Cenizas escogidas, eso es lo que contiene el repleto saco de plástico gris que muestra la portada. Se trata de la producción de Rodrigo García entre 1986 y 2009 reunida en un único y cuidado volumen. No encontramos en él toda su obra (ha escrito textos que no figuran en la selección) sino lo que él considera su obra completa hasta la fecha, entendida como un conjunto vivo y coherente que se modifica en su totalidad y que no admite despiezo. La nota introductoria del autor sintetiza su concepción del teatro: lo que leeremos no son más que los ‹‹residuos›› de sus montajes. Esto es significativo porque, si bien en sus inicios partía de la posición propia de un escritor (un dramaturgo que escribe solo y espera que de su texto nazca un espectáculo fiel a las palabras), su trayectoria pronto tomó otros derroteros. Su forma de vincularse con la obra dramática se modificó en la medida en que cobró importancia la necesidad de trabajar en equipo, de relacionarse abiertamente con las personas, con el espacio y con el público. Buena parte de los textos que nos ofrece en Cenizas escogidas surgieron a través de procesos de creación conjunta donde él pondría la palabra, el iluminador un ambiente y los actores su cuerpo. Obviamente, esta asignación de tareas no funciona como un sistema de compartimentos estancos: confiesa que trabaja con profesionales con quienes tiene cierta afinidad vital, que en sus obras no hablan personajes sino personas y que procura tomar ideas de la realidad de los actores. Dado que Rodrigo García no sólo escribe sino que también dirige sus montajes, generalmente de forma simultánea y orgánica, la porción del objeto teatral creado que se conserva en los textos podría parecer mínima. Poco importa que hayan quedado desamparadas y desnudas del aparato teatral: estas palabras se sostienen por sí mismas. Estamos ante unas espléndidas cenizas.

Bruno Tackels −dramaturgo y ensayista francés, amén de buen conocedor del trabajo de García − firma una introducción precisa, una ‹‹Inmersión en el mundo según Rodrigo García›› que apunta algunas de las claves del teatro que el libro nos entrega reducido a textos dramáticos.

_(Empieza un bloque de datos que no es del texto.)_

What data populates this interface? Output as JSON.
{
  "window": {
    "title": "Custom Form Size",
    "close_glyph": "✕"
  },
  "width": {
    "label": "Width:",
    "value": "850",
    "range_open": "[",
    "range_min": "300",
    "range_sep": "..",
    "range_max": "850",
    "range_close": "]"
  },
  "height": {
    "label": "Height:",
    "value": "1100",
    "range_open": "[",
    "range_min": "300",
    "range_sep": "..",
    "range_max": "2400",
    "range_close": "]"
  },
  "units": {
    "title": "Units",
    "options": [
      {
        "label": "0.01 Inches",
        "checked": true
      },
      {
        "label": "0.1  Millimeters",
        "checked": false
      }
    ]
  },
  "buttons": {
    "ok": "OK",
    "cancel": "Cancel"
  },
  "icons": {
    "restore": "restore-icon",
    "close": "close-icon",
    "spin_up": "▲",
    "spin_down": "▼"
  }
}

No es extraño que el prologuista sea un prestigioso autor francés ni que abra su reflexión aludiendo a la gran consideración en que se tiene el trabajo de Rodrigo García en Europa. En comparación con el trato que ha recibido su producción en el extranjero, en especial en Francia e Italia, la atención que se le viene prestando en España es ínfima. Tanto es así que, a pesar de haber sido reconocido con el Premio Europa Nuevas Realidades Teatrales de 2009, ‹‹Versus›› (obra que gestó por encargo de la Sociedad Estatal de Conmemoraciones Culturales con motivo del bicentenario de la Guerra de la Independencia) se representará en Europa e Iberoamérica tras una gira más bien escasa por España, apenas diez funciones repartidas entre Cádiz, Madrid y Gijón. Afortunadamente, con la publicación de Cenizas escogidas, La uÑa RoTa da un golpe de mano aglutinando textos que habían aparecido de manera dispersa o permanecían inéditos en castellano, su lengua original; la mayoría de ellos venían siendo publicados por Les solitaires intempestifs desde el año 2002 −en francés, obviamente; Goya o Borges salieron en edición bilingüe, y Bleue, saignante, à point, carbonisée venía acompañada por un DVD−.

Tackels expone sus argumentos: el teatro de García incomoda y conmociona, pero no persiguen la provocación pura y gratuita. Sus montajes surgen del malestar, dan forma artística a un cúmulo de problemas diversos y pueden, por tanto, generar polémica; no obstante, el espectáculo no pretende imponer su propio punto de vista al espectador sino confrontarlo con él y desencadenar una experiencia. El uso de la lógica implacable y la brutalidad, constantes de su obra que atraviesan toda palabra o acción física, no son tanto una opción estética como un procedimiento artístico para canalizar un discurso firme y complejo.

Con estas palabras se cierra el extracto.